Concertone e lavoro, uno storytelling che forse sta perdendo il suo obiettivo
Il lavoro, come ogni Primo maggio, sale sul palco assieme alla musica. Succede a Roma, dove va in scena il Concertone storico di Piazza San Giovanni e succede a Taranto, città simbolo del lavoro italiano, che in tre anni è diventato luogo di un appuntamento fisso in grado di portare grandi nomi della musica italiana e un centinaio di migliaia di persone. Due palchi che nonostante le ormai solite dichiarazioni iniziali di non bellingeranza sono ormai due alternative alla stessa idea, ovvero quella di parlare di lavoro e società con la musica. E per questo motivo gli artisti si dividono, consci anche della differenza di attenzione mediatica (a Roma c'è una diretta Rai) e di Storia, ma il punto resta spesso lo stesso: in che modo questo racconto del lavoro serve a farsi un'idea, a capirci qualcosa? A sensibilizzare realmente sul tema?
Due palchi diversi, con personalità, organizzazione e temi ("La Solidarietà fa la differenza" per Roma e "Legalità, quale giustizia?" per Taranto) differenti, che mettono la musica al centro del discorso. E ovviamente il giorno dopo è tutto un profluvio di numeri e dati, oltre alle solite polemiche che accompagnano il palco più grande (questa volta tocca a Lo Stato Sociale, che accusa di censura la Rai, rea di non aver permesso ad alcune coppie gay di salire sul palco e baciarsi). Centomila, dice Taranto, un milione per Roma, ma a fare la differenza sono gli artisti, coloro che portano materialmente i fan sotto al palco.

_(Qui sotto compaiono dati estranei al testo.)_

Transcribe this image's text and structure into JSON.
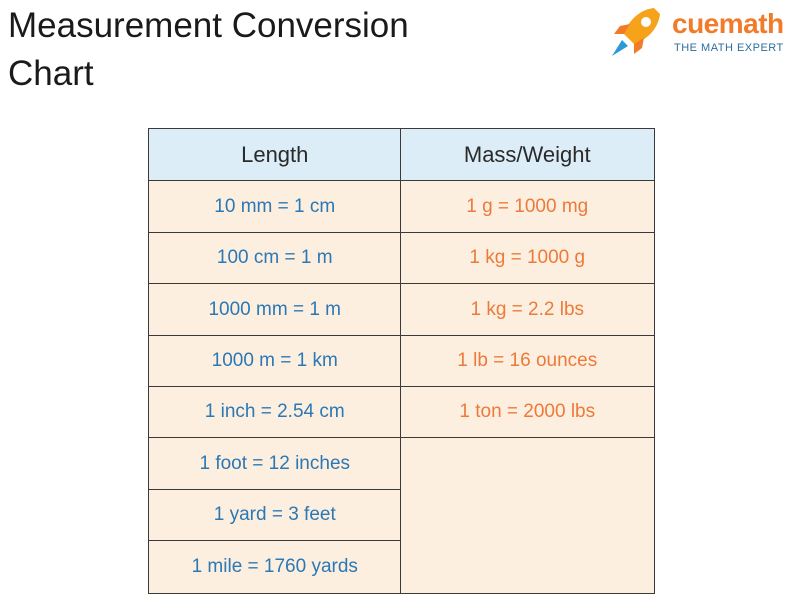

E mentre sul palco messo su dal Comitato cittadini liberi e pensanti" la musica si alterna agli ospiti che parlano di lavoro, il Primo maggio funziona più come spettacolo, con Camila Raznovich affiancata nel dietro le quinte da Paola Maugeri e sul palco dai vecchi conduttori, così da ricordare i 25 anni dell'evento.
Da una parte, quindi, Almamegretta, Mario Venuti, ì Levante, Teresa De Sio, Nesli e James Senese e Napoli Centrale, Enrico Ruggeri, Emis Killa, Paola Turci, J-Ax, Bluvertigo e Lo Stato Sociale, dall'altro lato Brunori Sas, Diodato, l'ex Quintorigo John De Leo, Francesco Baccini e a chiudere Subsonica, Marlene Kuntz, Caparezza e una serie di ospiti extra musicali che hanno parlato della società e del lavoro, appunto.
Stando a nomi e numeri potremmo dire che i due concerti sono stati un successo, ma il punto resta lo stesso da un po' di tempo a questa parte: quanto sensibilizza veramente una manifestazione del genere e fatta in questo modo? E soprattutto quanto questo racconto del lavoro rispecchia la realtà che ci circonda? Quei ragazzi sotto al palco, sono probabilmente i lavoratori di domani o forse i disoccupati di oggi, ma sarebbe stato bello, soprattutto se parliamo dell'evento più grande, sentir parlare maggiormente di lavoro, presentarlo diversamente da come si faceva anni fa, non lasciarlo solo alle parole dei cantanti o esclusivamente a quelle dei sindacati a fine serata. Un concerto dibattito in cui affrontare le tante sfaccettature del "problema lavoro" (ché di problema lavoro e disoccupazione possiamo tranquillamente parlare). Insomma, inventarsi qualcosa. È veramente tanto chiedere al uno dei principali appuntamenti musicali dell'anno di veicolare diversamente un messaggio importante, di cui da anni si fa principale portatore? È giusto far sì che sia Taranto a dover organizzare i dibattiti e gli interventi più disparati?
Al concertone romano vogliamo bene, per Storia ed esperienze: ci ha fatto ballare, ci ha fatto ascoltare buona musica (però un giorno non sarebbe male anche mettere mano a una scaletta che vede il pomeriggio ‘terzomondista' e la serata ‘mainstream'), ma difficilmente, purtroppo, ci ha fatto riflettere effettivamente su quella che è la sua mission.